Apa Itu Frasa? Ketahui Pengertian Jenis -Jenis dan Contohnya
Frasa adalah bagian penting dalam bahasa Indonesia karena membentuk satu kesatuan makna dari dua kata atau lebih. Berbeda dengan klausa yang memiliki subjek dan predikat, frasa tidak memiliki predikat sehingga tidak bisa berdiri sendiri sebagai kalimat lengkap. Namun, keberadaan frasa menambah variasi dan kejelasan dalam komunikasi sehari-hari. Dengan memahami frasa, kita bisa menyusun kalimat yang lebih efektif dan menarik.
Pengertian Frasa
Secara sederhana, frasa adalah gabungan kata yang membentuk makna tertentu. Frasa bisa berfungsi sebagai subjek, predikat, objek, pelengkap, atau keterangan dalam sebuah kalimat. Keberadaan frasa mempermudah penyusunan kalimat yang kompleks tanpa harus membuat kalimat terlalu panjang. Misalnya, dalam kalimat “Anak itu sedang bermain di taman,” frasa “anak itu” berfungsi sebagai subjek, “sedang bermain” sebagai predikat, dan “di taman” sebagai keterangan tempat.
Jenis-Jenis Frasa
Berdasarkan Persamaan Distribusi
Frasa dapat dibedakan menjadi dua jenis berdasarkan persamaan distribusinya, antara lain:
- Frasa Endosentris
Frasa endosentris memiliki unsur yang bisa menggantikan keseluruhan frasa tanpa mengubah fungsi kalimat. Jenis-jenis frasa endosentris antara lain:- Koordinatif: Kedua unsur sejajar dan setara, contohnya “ibu dan ayah” atau “makan dan minum”. Kedua kata dapat berdiri sendiri namun tetap menjaga makna utama.
- Atributif: Salah satu unsur memberikan keterangan pada unsur lainnya, misalnya “rumah besar” atau “buku baru”. Kata “besar” dan “baru” menambah informasi mengenai kata benda.

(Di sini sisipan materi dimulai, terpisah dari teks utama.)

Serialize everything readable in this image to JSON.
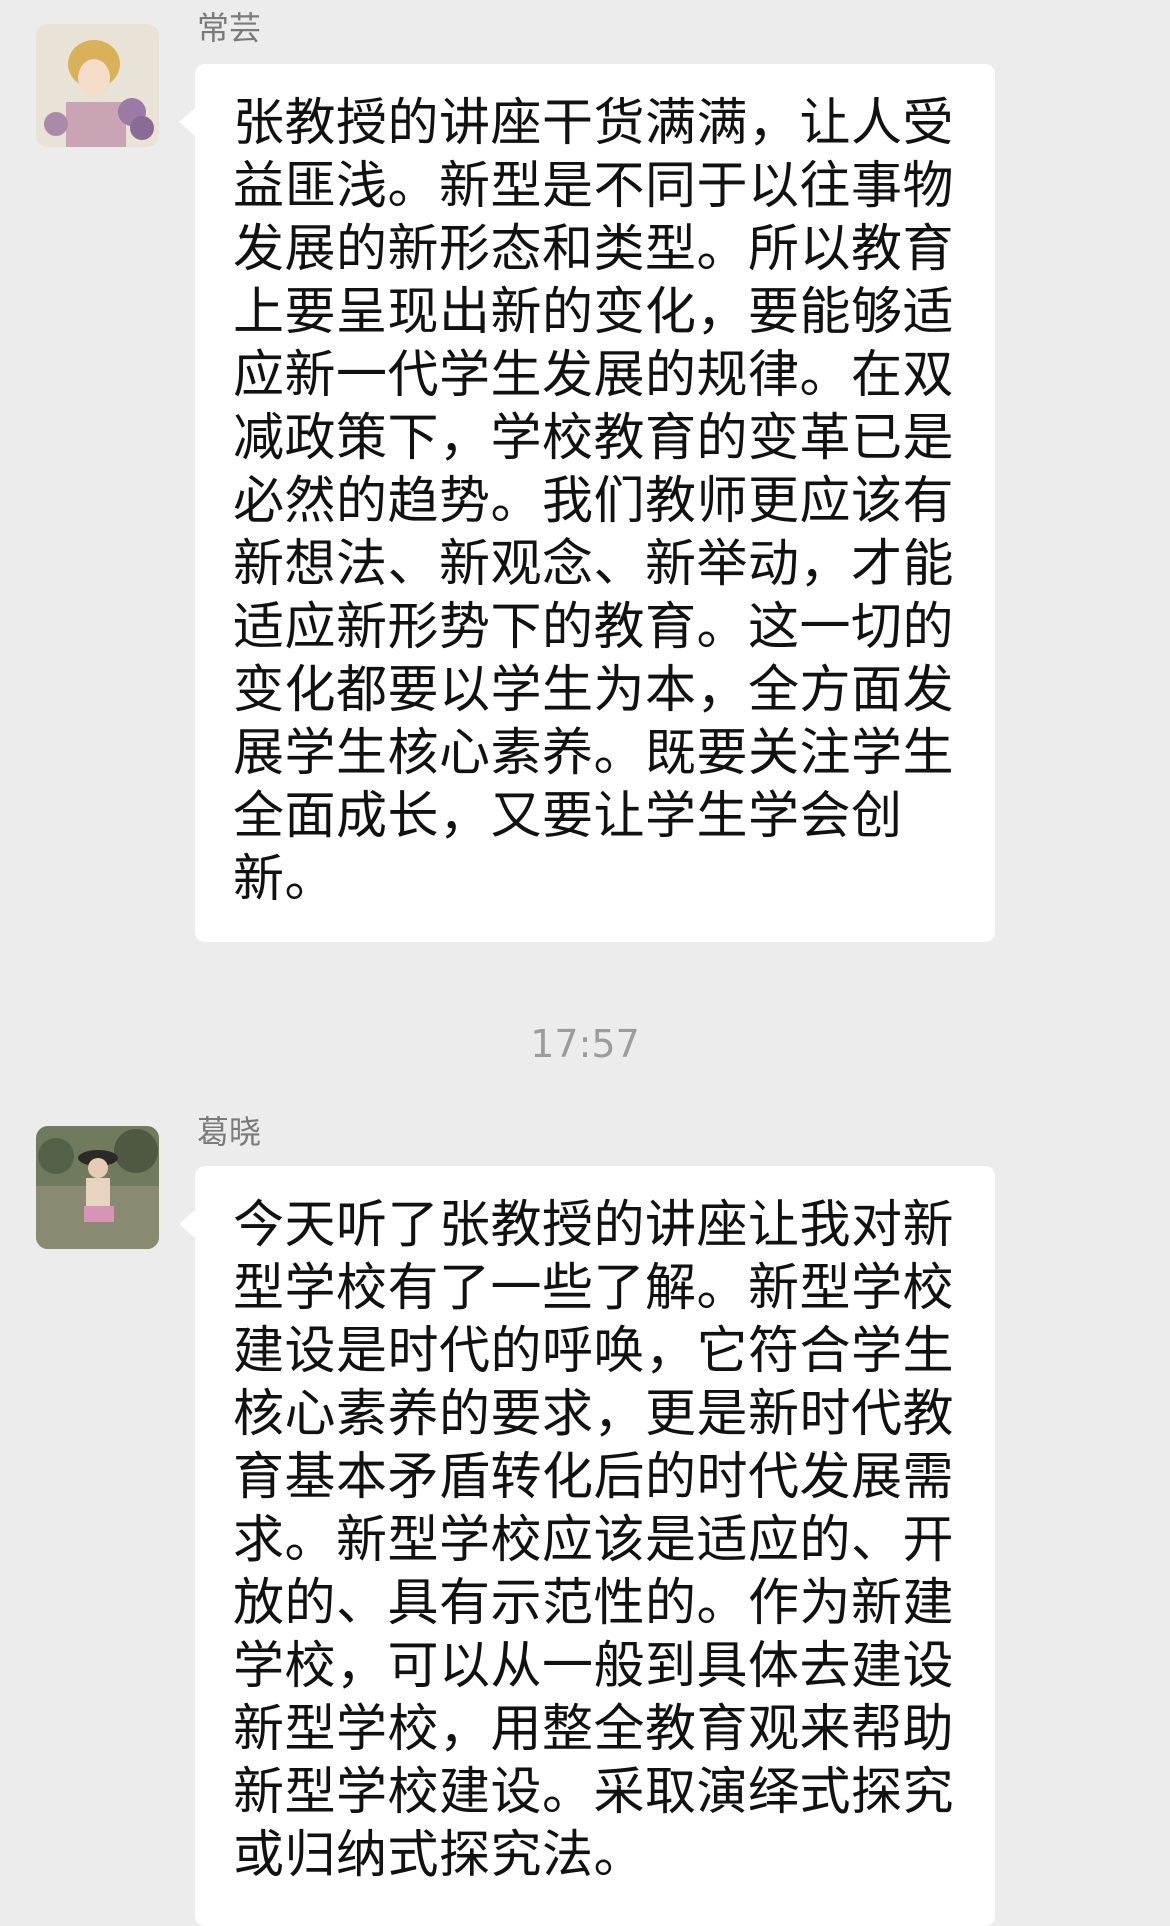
{
  "messages": [
    {
      "sender": "常芸",
      "avatar_icon": "illustrated-woman-avatar-icon",
      "text": "张教授的讲座干货满满，让人受\n益匪浅。新型是不同于以往事物\n发展的新形态和类型。所以教育\n上要呈现出新的变化，要能够适\n应新一代学生发展的规律。在双\n减政策下，学校教育的变革已是\n必然的趋势。我们教师更应该有\n新想法、新观念、新举动，才能\n适应新形势下的教育。这一切的\n变化都要以学生为本，全方面发\n展学生核心素养。既要关注学生\n全面成长，又要让学生学会创\n新。"
    },
    {
      "sender": "葛晓",
      "avatar_icon": "child-photo-avatar-icon",
      "text": "今天听了张教授的讲座让我对新\n型学校有了一些了解。新型学校\n建设是时代的呼唤，它符合学生\n核心素养的要求，更是新时代教\n育基本矛盾转化后的时代发展需\n求。新型学校应该是适应的、开\n放的、具有示范性的。作为新建\n学校，可以从一般到具体去建设\n新型学校，用整全教育观来帮助\n新型学校建设。采取演绎式探究\n或归纳式探究法。"
    }
  ],
  "timestamp": "17:57",
  "colors": {
    "background": "#ececec",
    "bubble": "#ffffff",
    "sender_name": "#7a7a7a",
    "timestamp": "#9c9c9c"
  }
}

- Apositif: Kedua unsur merujuk pada hal yang sama dan biasanya dipisahkan koma, seperti “Ibu Susi, kepala sekolah” atau “Pak Budi, dosen matematika”. Frasa apositif membantu menjelaskan atau menegaskan identitas suatu subjek.
- Frasa Eksosentris
- Frasa eksosentris tidak memiliki unsur yang bisa menggantikan seluruh frasa tanpa mengubah fungsi kalimat. Contohnya “di rumah” atau “ke pasar”. Frasa ini biasanya menunjukkan lokasi, arah, atau tujuan, sehingga tidak bisa dipotong atau diganti salah satu katanya tanpa merusak makna.
- Frasa Endosentris
Berdasarkan Kelas Kata
Frasa juga bisa dibedakan berdasarkan jenis kata yang membentuknya:
Frasa Preposisi
Diawali dengan kata depan, seperti “di dalam rumah”, “ke pasar”, “dari Jakarta”. Biasanya digunakan untuk menunjukkan tempat, asal, atau arah.
Frasa Nomina
Berfungsi sebagai kata benda, contohnya “buku tebal”, “rumah besar”, “kucing hitam”. Frasa ini dapat menjadi subjek atau objek kalimat.
Frasa Verbal
Berperan sebagai kata kerja, misalnya “sedang membaca”, “telah pergi”, “akan datang”. Frasa verbal sering menjadi predikat dalam kalimat.
Frasa Adverbial
Berfungsi sebagai kata keterangan, contohnya “dengan cepat”, “sangat lambat”, “di sana”. Frasa adverbial menjelaskan bagaimana, kapan, atau di mana suatu tindakan terjadi.
Frasa Numeralia
Menunjukkan jumlah atau kuantitas, misalnya “dua buku”, “lima puluh orang”, “seratus rupiah”. Frasa numeralia mempermudah pembaca mengetahui angka atau jumlah secara spesifik.
Frasa Adjektiva
Memberi keterangan tambahan pada kata benda atau kata lain, seperti “sangat cantik”, “terlalu besar”, “kurang pintar”. Frasa ini menambah kualitas atau sifat pada subjek atau objek.
Frasa adalah elemen penting dalam bahasa yang membantu menyusun kalimat lebih jelas dan variatif. Dengan memahami jenis-jenis frasa, kita bisa menulis dan berbicara dengan lebih efektif.